Although Part B of Medicare is voluntary, because the premium required represents only 25 percent of the costs of the benefit, most who are eligible choose to enroll. In addition to the Part B premium, Medicare beneficiaries are required to pay an array of cost-sharing charges. That is, beneficiaries must pay for a share of much of the care they receive, either in up-front costs (deductibles) or each time they visit physicians (coinsurance). Both Parts A and B have a deductible, and most of the services are subject to some type of co-insurance. The Part A deductible ($776 in 2000) is particularly high. This requires cost-sharing, and the required exclusion of some benefits (such as prescription drugs) from coverage have resulted in a less comprehensive benefit package than what is available to many younger families. Consequently, a market for supplemental insurance has arisen, either supported by employers as part of a retirement package or purchased specifically by beneficiaries (and referred to as Medigap).

Persons covered by employer-subsidized retiree benefits have the best coverage. The extra coverage is usually quite comprehensive, and any premiums that retirees must pay are usually subsidized. This coverage usually fills in most of Medicare's required cost-sharing, as well as benefits such as prescription drugs. In contrast, Medigap plans are expensive and carry high administrative costs. Those who enroll in these Figure 2 SOURCE: Health Care Financing Administration plans get some protection from unusually high expenses, but also face substantially higher financial burdens from the premiums. Regulations on the Medigap market place controls on what can be offered but not on the costs of plans. These costs tend to be very high for the oldest beneficiaries and often are not available to beneficiaries under age sixty-five.

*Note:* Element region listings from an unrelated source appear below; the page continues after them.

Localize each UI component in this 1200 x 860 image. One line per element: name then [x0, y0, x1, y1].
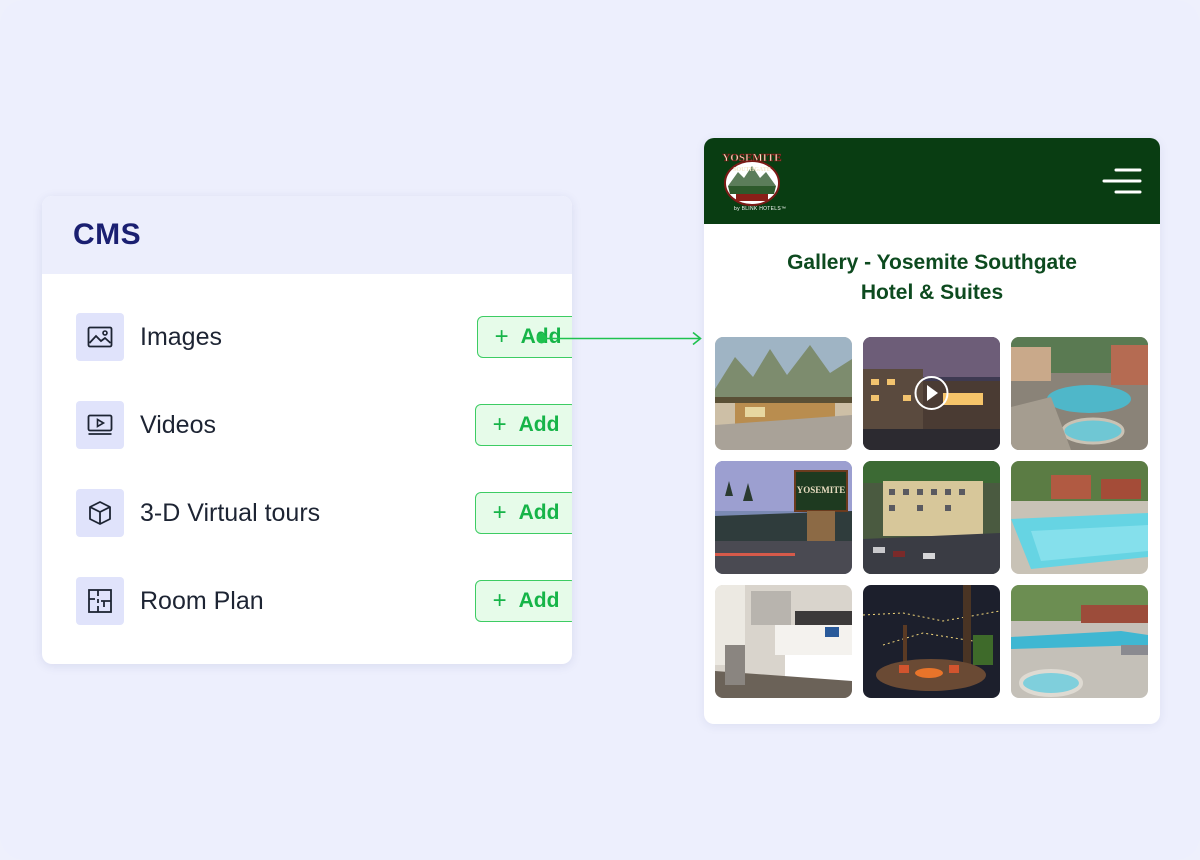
video-icon — [76, 401, 124, 449]
pool-jacuzzi-photo[interactable] — [1011, 585, 1148, 698]
logo-subtext: SOUTHGATE — [733, 167, 771, 173]
floor-plan-icon — [76, 577, 124, 625]
cms-row-images: Images + Add — [76, 313, 572, 361]
website-preview: YOSEMITE SOUTHGATE by BLINK HOTELS™ Gall… — [704, 138, 1160, 724]
add-room-plan-button[interactable]: + Add — [475, 580, 572, 622]
cube-icon — [76, 489, 124, 537]
logo-tagline: by BLINK HOTELS™ — [734, 206, 787, 212]
image-icon — [76, 313, 124, 361]
cms-header: CMS — [42, 196, 572, 274]
hotel-logo: YOSEMITE SOUTHGATE — [722, 152, 782, 206]
add-button-label: Add — [518, 413, 560, 436]
svg-text:YOSEMITE: YOSEMITE — [797, 485, 846, 495]
cms-row-label: Images — [140, 322, 222, 351]
connector-arrow — [536, 331, 702, 346]
cms-row-videos: Videos + Add — [76, 401, 572, 449]
cms-row-label: 3-D Virtual tours — [140, 498, 321, 527]
gallery-title: Gallery - Yosemite Southgate Hotel & Sui… — [704, 248, 1160, 308]
plus-icon: + — [492, 499, 507, 526]
site-header: YOSEMITE SOUTHGATE by BLINK HOTELS™ — [704, 138, 1160, 224]
plus-icon: + — [492, 587, 507, 614]
canvas: CMS Images + Add — [0, 0, 1200, 860]
cms-panel: CMS Images + Add — [42, 196, 572, 664]
hotel-aerial-photo[interactable] — [863, 461, 1000, 574]
add-videos-button[interactable]: + Add — [475, 404, 572, 446]
cms-row-room-plan: Room Plan + Add — [76, 577, 572, 625]
logo-text: YOSEMITE — [722, 152, 781, 164]
cms-row-label: Room Plan — [140, 586, 264, 615]
cms-row-virtual-tours: 3-D Virtual tours + Add — [76, 489, 572, 537]
hot-tub-photo[interactable] — [1011, 337, 1148, 450]
gallery-title-line: Hotel & Suites — [860, 281, 1004, 304]
fire-pit-photo[interactable] — [863, 585, 1000, 698]
cms-row-label: Videos — [140, 410, 216, 439]
add-button-label: Add — [518, 589, 560, 612]
lobby-mural-photo[interactable] — [715, 337, 852, 450]
hamburger-menu-icon[interactable] — [1102, 166, 1142, 196]
hotel-night-exterior-video[interactable] — [863, 337, 1000, 450]
pool-photo[interactable] — [1011, 461, 1148, 574]
plus-icon: + — [492, 411, 507, 438]
guest-room-photo[interactable] — [715, 585, 852, 698]
cms-title: CMS — [73, 218, 142, 251]
add-button-label: Add — [518, 501, 560, 524]
gallery-title-line: Gallery - Yosemite Southgate — [787, 251, 1077, 274]
hotel-sign-photo[interactable]: YOSEMITE — [715, 461, 852, 574]
add-virtual-tour-button[interactable]: + Add — [475, 492, 572, 534]
plus-icon: + — [494, 323, 509, 350]
photo-grid: YOSEMITE — [715, 337, 1148, 698]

As noted above, beneficiaries also can obtain additional benefits to supplement Medicare's basic package by enrolling in Medicare+Choice. Cost sharing is lower, and some additional benefits are usually offered for less than the price of a Medigap plan. But these plans have also become more expensive and less comprehensive over time.

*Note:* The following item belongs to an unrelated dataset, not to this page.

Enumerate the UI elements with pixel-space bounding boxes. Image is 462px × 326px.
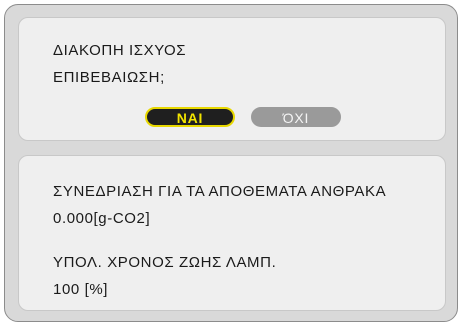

Gaps in coverage for low-income beneficiaries are made up through Medicaid, a joint federal/state program to which most Medicare beneficiaries can qualify if their financial resources are low enough. In addition, legislation enacted in 1988 established the Qualified Medicare Beneficiary Program, which allows Medicaid to further fill in the gaps. Later additions include the Specified Low-Income Medicare Beneficiary Program and the Qualified Individual Program. These programs help to fill in Medicare's cost-sharing or premium requirements for low-income persons who do not qualify for full Medicaid benefits, and each is targeted to a different income group. However, participation rates remain a problem, reducing the effectiveness of these programs. As a consequence, the comprehensiveness of coverage for older Americans and eligible disabled persons varies considerably via this complicated environment of patchwork supplemental benefits.

One important result of the absence of a comprehensive Medicare benefit is the financial burden that beneficiaries face in paying for their own care. When the premiums that they pay for Part B and supplemental insurance are added to the direct expenses for care not covered by any insurance, older Americans devote over 20 percent of their incomes to health care on average. This does not include the costs of long-term care for persons in institutions. Those enrolled in the Medicare+Choice program face smaller but not insignificant burdens. In 1965, when Medicare was instituted, the share of income that individuals paid for their care was about 19 percent. Medicare reduced that share, but it has gradually risen over time as the costs of health care have gone up faster than the incomes of older Americans. Even without further requirements on beneficiaries to pay more for their care, that share will likely rise over time as health costs continue to outpace retirement incomes.